Santissima Trinidad Parish

In 1795 the Loay was separated from Loboc to which it belonged as a visita. Other authorities give 1815 as the foundation date. The church complex is built on a plateau facing the sea and near the mouth of the Loboc River. A flight of stairs connects the church complex to the rest of the town located below the hill. The vehicular entrance to the complex is via the road to Loboc.

Heritage Features: The church is cruciform, has two facades: the older is decorated with low relief and the newer was apparently completed in the 20th century as its upper register is in reinforced concrete. The whole is surmounted by cement statues depicting the virtues. The bell tower is a separate structure built at a short distance from the church. Like many Bohol churches the interior is painted with trompe o'eil and with Biblical scenes. The altars are in the Neoclassical style.

Loay Plaza Complex

Many towns have lost their Spanish colonial plaza. The attrition started during the first half of the 20th century, when the American colonial government decided to divide the open space between church and civil government, and when it laid out thoroughfares which separated the church from the open space in front of it. Subsequently, plazas were landscaped, decorative elements added to them, and some of the open space given to basketball and tennis courts, band stands, and other amenities.

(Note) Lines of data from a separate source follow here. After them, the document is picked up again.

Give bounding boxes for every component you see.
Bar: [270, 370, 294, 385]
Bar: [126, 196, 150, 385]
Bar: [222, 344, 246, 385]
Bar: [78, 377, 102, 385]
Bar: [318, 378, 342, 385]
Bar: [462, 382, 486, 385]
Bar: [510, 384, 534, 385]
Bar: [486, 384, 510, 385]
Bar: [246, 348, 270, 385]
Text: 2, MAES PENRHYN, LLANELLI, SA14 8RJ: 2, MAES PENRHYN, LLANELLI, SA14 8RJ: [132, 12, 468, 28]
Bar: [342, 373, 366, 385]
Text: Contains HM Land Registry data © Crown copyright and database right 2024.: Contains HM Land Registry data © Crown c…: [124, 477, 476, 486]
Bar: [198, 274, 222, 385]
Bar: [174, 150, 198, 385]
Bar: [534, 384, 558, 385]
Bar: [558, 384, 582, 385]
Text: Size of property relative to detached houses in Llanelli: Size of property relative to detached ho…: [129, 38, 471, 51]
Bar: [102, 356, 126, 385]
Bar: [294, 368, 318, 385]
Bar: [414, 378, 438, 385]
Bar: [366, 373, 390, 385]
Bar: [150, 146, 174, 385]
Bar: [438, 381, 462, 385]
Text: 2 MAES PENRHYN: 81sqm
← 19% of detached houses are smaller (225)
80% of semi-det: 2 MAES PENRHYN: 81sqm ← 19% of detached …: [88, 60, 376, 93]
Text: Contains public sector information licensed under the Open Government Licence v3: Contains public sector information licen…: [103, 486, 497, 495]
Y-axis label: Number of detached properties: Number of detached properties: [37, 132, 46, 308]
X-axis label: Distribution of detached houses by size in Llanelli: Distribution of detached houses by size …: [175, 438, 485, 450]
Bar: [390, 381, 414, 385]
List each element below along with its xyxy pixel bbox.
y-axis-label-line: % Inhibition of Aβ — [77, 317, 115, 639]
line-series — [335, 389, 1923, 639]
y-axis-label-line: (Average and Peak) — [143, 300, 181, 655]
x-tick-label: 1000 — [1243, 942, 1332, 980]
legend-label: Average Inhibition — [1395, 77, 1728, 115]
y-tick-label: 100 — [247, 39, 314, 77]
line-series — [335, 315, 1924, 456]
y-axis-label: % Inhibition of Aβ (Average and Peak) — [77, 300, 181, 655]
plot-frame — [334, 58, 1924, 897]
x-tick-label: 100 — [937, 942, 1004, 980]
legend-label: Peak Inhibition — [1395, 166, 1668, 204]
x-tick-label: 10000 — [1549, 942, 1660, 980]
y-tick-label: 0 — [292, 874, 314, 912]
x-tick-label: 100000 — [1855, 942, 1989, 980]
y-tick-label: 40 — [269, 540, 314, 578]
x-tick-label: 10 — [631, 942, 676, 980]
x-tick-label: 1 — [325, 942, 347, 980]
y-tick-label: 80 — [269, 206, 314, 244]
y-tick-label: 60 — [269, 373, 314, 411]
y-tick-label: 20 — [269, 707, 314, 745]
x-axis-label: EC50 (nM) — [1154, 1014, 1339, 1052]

To find them a good sized open space with no pretensions at being over decorated or landscaped, just a simple stretch of grass, is to catch a glimpse of a townscape more than a hundred years ago. Loay still has such a plaza.

Flanking the plaza are two coral stone buildings. A one story building is being used by the public school, while directly opposite it, a two-story building has been cleared after being useds the school's storage space. These building were once the escuela pia, established in the 19th century to answer the need for education. Both are plainly designed, sedate and classical in temper. The buildings are bereft of ornamentation except for emblem of the Virgin Mary on the two story structure. This building was apparently renovated a later date because a balcony has been added behind the building. The diocese of Tagbilaran is in the process of converting this building into the archdiocesan archives to house papers and church documents from the Spanish period. The documents will come from the 38 parishes that comprise the diocese.

Clarin House

At the foot of the hill where the church is located is the ancestral house of the Clarin family. A bahay na bato built of rubble and molave, the house contains memorabilia of the Clarins, one of the leading political families of Bohol. Permission is needed to enter the house.